Sure! The software is written in PHP, and requires at least version 5.2. It will run on any Unix-like system, and should run on Windows too. Since it makes use of the Propel ORM, it will work fine with MySQL and PostgreSQL, and some trivial extra work will get it working on Oracle, MS SQL and SQLite. I’ve also used a number of Zend Framework modules, for utility stuff like auto-loading and command-line parsing. Unit tests are based around SimpleTest.
The background task (to push data to other instances) will normally be kicked off by cron (or whatever scheduler is available) but where the admin has full rights to the machine, a PHP process could be set up to run in the background permanently.
What are the hosting requirements?
The core system must run on shared PHP hosting (such as cPanel) and be as easy to install as WordPress. This is an important prong of the strategy, intended to reduce barriers to active participation. Of course, it will run better on a VPS or a dedicated server, and may expose more features where root access is available.
What’s the license?
I haven’t decided yet. I am keen on something that makes the software Free, but permits communication on the server with separate programs released under proprietary or incompatible licenses. I think the GNU General License would do it, but suggestions are welcomed.
How is the implementation going?
Early days at the time of writing, but good. The prototype is the first target, and this can be split into various parts: interface (how the user interacts with the software), storage (how to set up the database system) and transport (how instances communicate with each other). The interface part has been achieved speedily by using a console command approach.
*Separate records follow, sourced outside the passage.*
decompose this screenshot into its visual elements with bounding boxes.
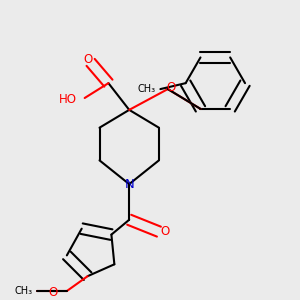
Text: O: O [83, 53, 92, 66]
Text: O: O [160, 225, 170, 238]
Text: O: O [166, 81, 176, 94]
Text: HO: HO [59, 93, 77, 106]
Text: O: O [49, 286, 58, 299]
Text: CH₃: CH₃ [15, 286, 33, 296]
Text: N: N [124, 178, 134, 190]
Text: CH₃: CH₃ [138, 84, 156, 94]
The storage part was done as of late Nov 2011, and some initial transport tests are in progress as of Feb 2012. A key task here is to set up several nodes on the same machine, and get them to communicate with each other.
Will there be a web/GUI interface?
Yes, but not before the prototype is finished. The first version will be web-based and likely also in PHP, as of course it can integrate tightly. However, since the prototype will have a console command for everything, interfaces can be written in most languages.
Isn’t this just database replication?
No. Database replication assumes that all changes are final, and so a history of each row is not kept. In Meshing, rows are all versioned, so if an instance makes some malicious changes, they can be reverted easily. In any case, relational database replication is generally a one-way process, but Meshing can be bidirectional. Note that even if we used replication to (partially) achieve Meshing’s objectives, it would clash with the project strategy, since such systems are not available on commodity hosting.
Also, Meshing will provide tools to manipulate database designs, database instances, connections and trusts, which would not be nearly as simple or cross-platform using native replication systems.
You need bidirectional replication and record versioning. Why aren’t you using CouchDB?
Good question! When I was first asked this, I didn’t know about the replication feature in CouchDB – it sounds very similar to what I’m trying to achieve. For those who haven’t yet come across it, CouchDB is a document database that simply stores sets of key-value pairs, and is a very different affair to a traditional database. But I was pleased to have been asked this question, as it prompted me to do some related research; in the process I found that the Refuge Project is already using CouchDB for precisely this purpose. This is good news, since it shows that someone else thinks the idea is worth pursuing.
One of my aims for Meshing was that it runs on extremely basic hosting, to encourage widespread adoption. As it happens I have been advised that, since CouchDB is being engineered to work on Android, it doesn’t need a high-spec server to run; I am told it will run in a VPS with 256MB of RAM. Nevertheless, it still won’t run on a shared Linux host, which I am very keen for Meshing to do. In any case, whilst NoSQL systems are undoubtedly offering wins for early tech adopters, most of the world is still firmly sticking to relational systems, and I want Meshing to bear that in mind.